When trying to describe my major to friends, family and random people they are often confused by what exactly is “public relations.” Another confusing aspect for friends to grasp is I’m required to blog and tweet for class when most of these people don’t even have Twitter accounts.

I try to explain to them that Twitter is required to help me learn how to use it strategically in my “real world grown up job.” Obviously since they’re not even leisure users, they have no idea.

Hasn’t anyone wondered why Charlie Sheen just joined Twitter? My guess is because his publicist, Stan Rosenfield, probably gave him advice not to. Now that he has resigned, Charlie is obviously making a mockery of himself. Rosenfield’s communications training could have been the logic in knowing that every celebrity, brand, etc. is not suited for social media.

But for you that do understand using Twitter and other social media platforms, I hope you will agree that social media is an element of journalism.
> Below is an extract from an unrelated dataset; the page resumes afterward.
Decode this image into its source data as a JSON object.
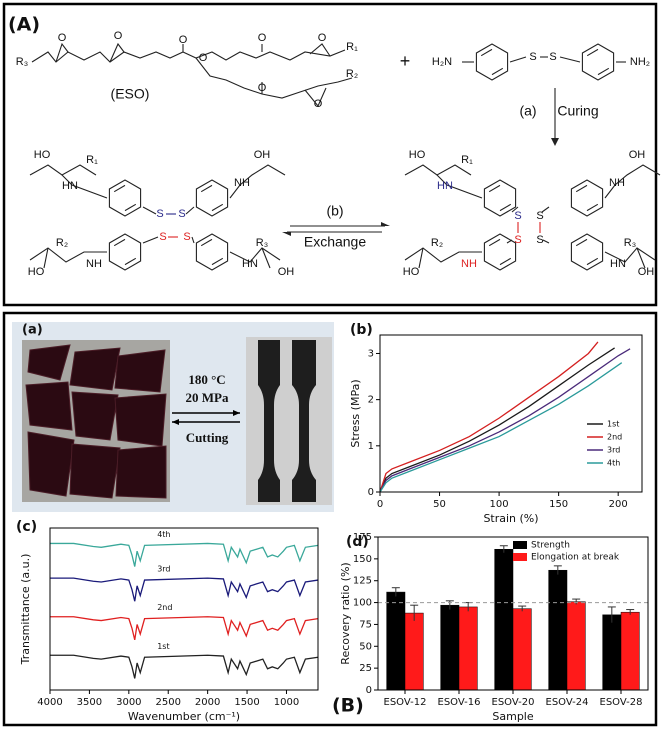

In Erin Everhart’s article, “How is Social Media Not Journalism?” she points out a similar situation she’s been put in, “Social media has an ever-more influential position in the disseminating and the consumption of news and information, and it strikes me as odd that I get assaulted from my more mainstream journalism friends with accusations that I’m letting my journalism degree go to waste by being a digital marketer.”

I’m not sure how/if Erin was taught how to use social media strategically in college, but that is the kind of classes I’m perusing my last semester. Social Media can be a very important tactic of your overall strategic communications plan. You need to learn, whether it’s through experience or a class room setting, how to use these new elements of journalism to your clients advantage.

I’ve wondered to myself, and even had some candid friends ask, why am I getting a college degree to run someone’s Facebook and Twitter account? I believe I am a good promoter, even prior to starting college, but taking courses for five years has taught me in public relations you must plan and have a damn good plan while you’re at it.

Through guest speakers I have been able to learn how to strategically plan to use social media as a journalistic element. Announcing press releases in 140 characters has made me a better writer, more concise and direct.

I’m excited to see where this gray line of defining journalism transitions. This industry is ever evolving while people are trying to figure out ways to use the new platforms; someone is creating another one that is going to blow our minds.


Everhart brought up a good debate, “…at one point didn’t we think that you needed a newspaper for something to be journalism?”